Upaya untuk menciptakan AI yang lebih canggih antara lain didorong oleh persaingan yang ketat di antara perusahaan-perusahaan teknologi. Perlombaan ini sering kali dibingkai dalam konteks keamanan nasional dan dominasi ekonomi. Beberapa perusahaan, seperti Meta, memanfaatkan desas-desus seputar AI canggih dengan menggunakan istilah seperti “superintelligence” untuk mempromosikan model terbaru mereka. Namun, upaya untuk mencapai supremasi AI ini dapat menutupi perlunya pertimbangan yang cermat terhadap potensi risiko dan pengembangan protokol keselamatan yang kuat.

Seruan untuk Berhati-hati

Meningkatnya suara-suara yang menyerukan penghentian sementara perlombaan menuju superintelligence mencerminkan keprihatinan yang mendalam mengenai potensi konsekuensi dari pengembangan AI yang tidak terkendali. Para penandatangan percaya bahwa moratorium superintelligence diperlukan sampai ada konsensus ilmiah yang luas bahwa superintelligence dapat dikembangkan dengan aman dan terkendali, dengan dukungan publik yang besar. Hal ini mencakup pengembangan kerangka pengaman dan etika sebelum menciptakan sistem yang mampu melampaui kecerdasan manusia, daripada mencoba mengendalikannya setelah hal tersebut terjadi.

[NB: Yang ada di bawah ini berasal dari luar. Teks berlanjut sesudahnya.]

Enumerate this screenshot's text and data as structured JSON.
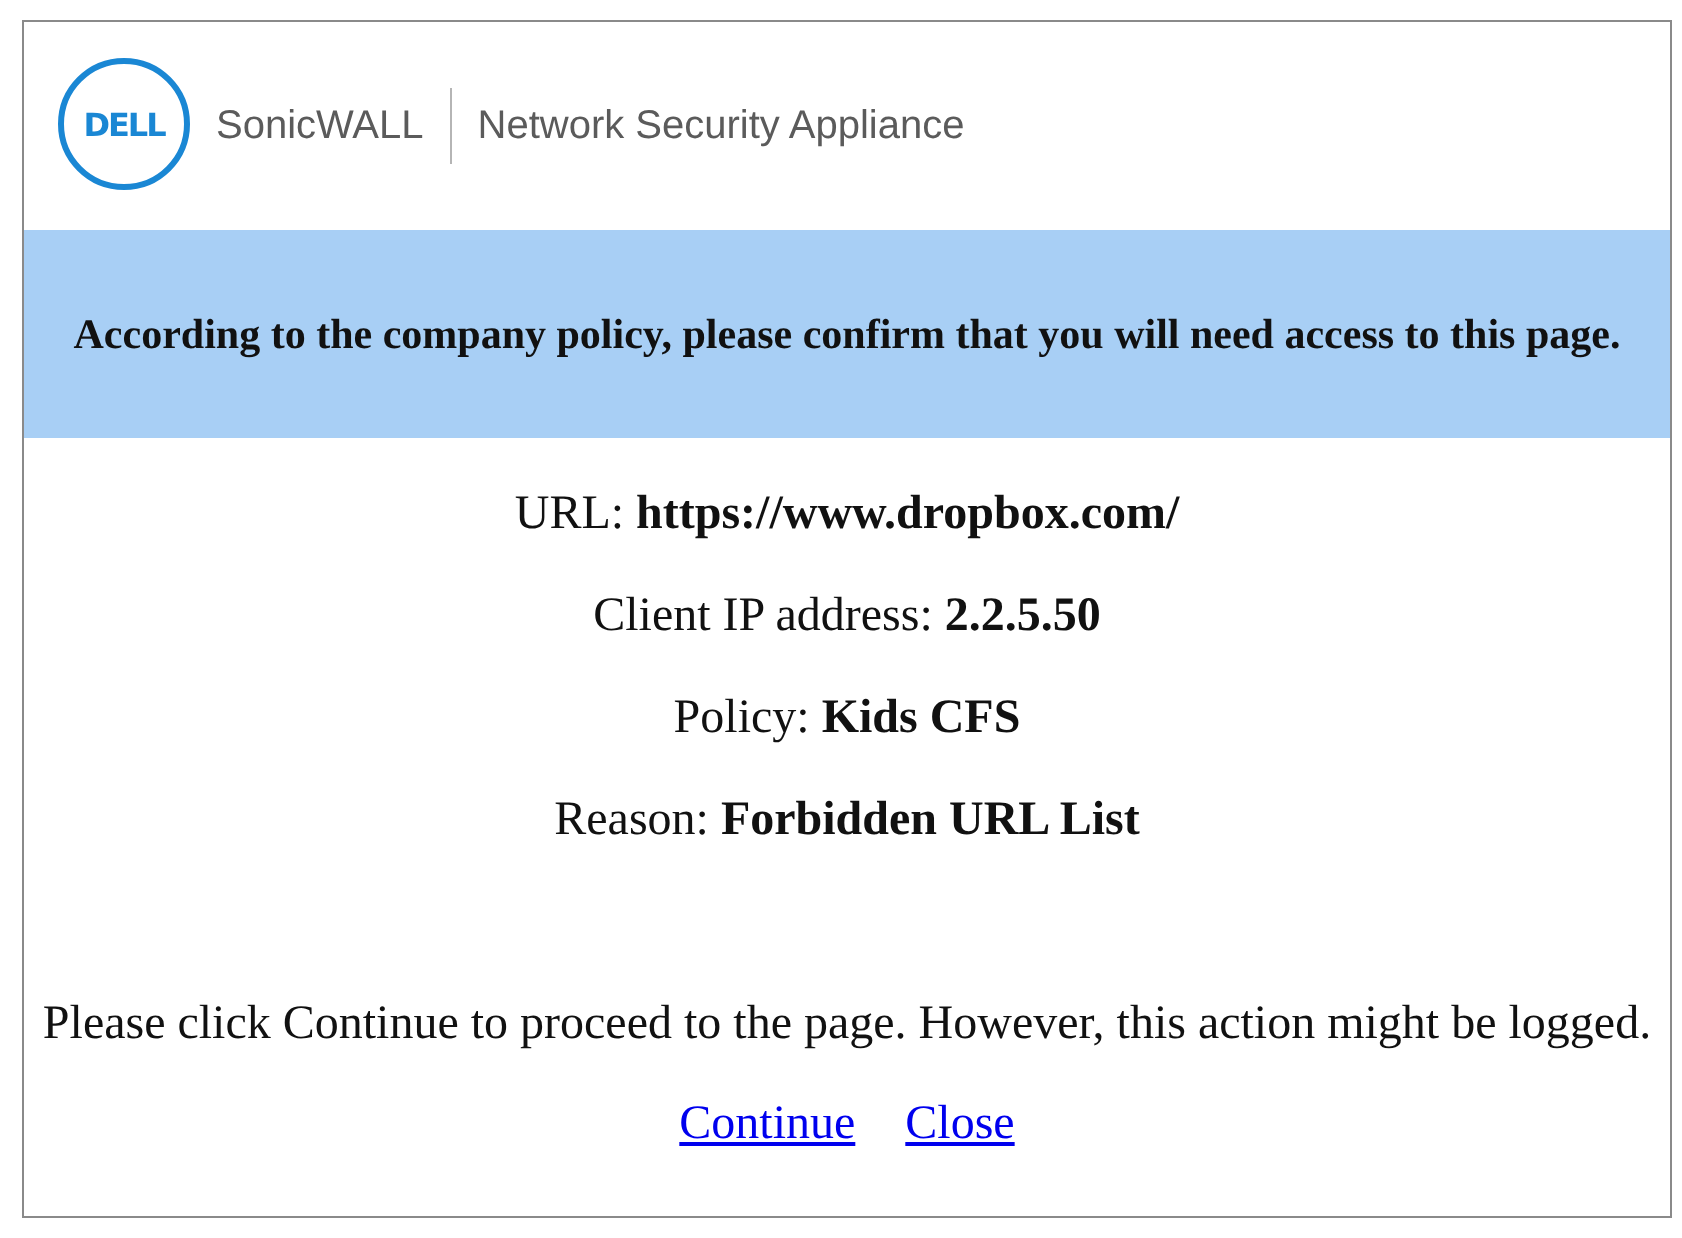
{
  "header": {
    "logo_text": "DELL",
    "product": "SonicWALL",
    "subtitle": "Network Security Appliance"
  },
  "notice": {
    "message": "According to the company policy, please confirm that you will need access to this page."
  },
  "details": [
    {
      "label": "URL:",
      "value": "https://www.dropbox.com/"
    },
    {
      "label": "Client IP address:",
      "value": "2.2.5.50"
    },
    {
      "label": "Policy:",
      "value": "Kids CFS"
    },
    {
      "label": "Reason:",
      "value": "Forbidden URL List"
    }
  ],
  "prompt": "Please click Continue to proceed to the page. However, this action might be logged.",
  "links": [
    {
      "label": "Continue"
    },
    {
      "label": "Close"
    }
  ]
}
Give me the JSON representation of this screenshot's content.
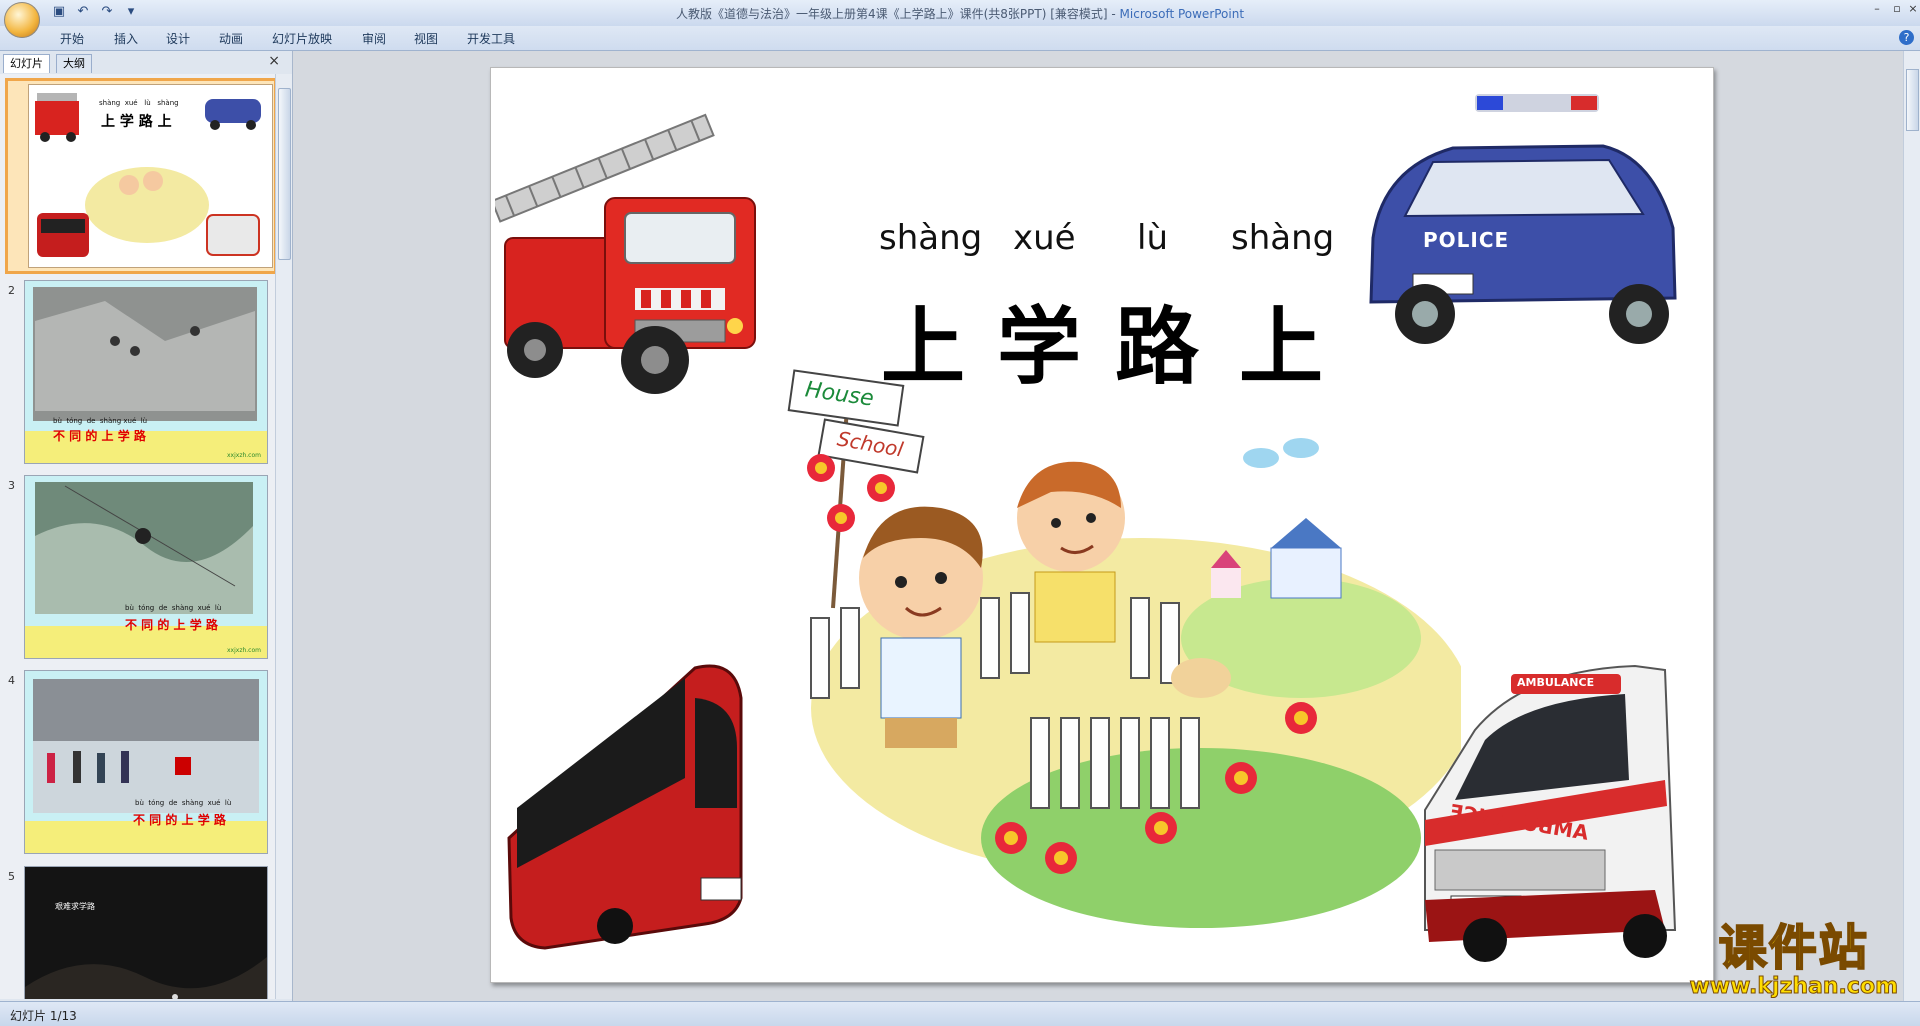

Perkembangan superintelligence menghadirkan risiko yang tidak hanya bersifat teknologi; mereka pada dasarnya adalah manusia, yang mempengaruhi kebebasan kita, kesejahteraan kita, dan kemungkinan besar keberadaan kita. – Penandatangan surat

Pada akhirnya, perdebatan yang sedang berlangsung menggarisbawahi perlunya pendekatan yang bijaksana dan kolaboratif dalam pengembangan AI, dengan memprioritaskan kesejahteraan manusia dan dampak sosial di samping kemajuan teknologi.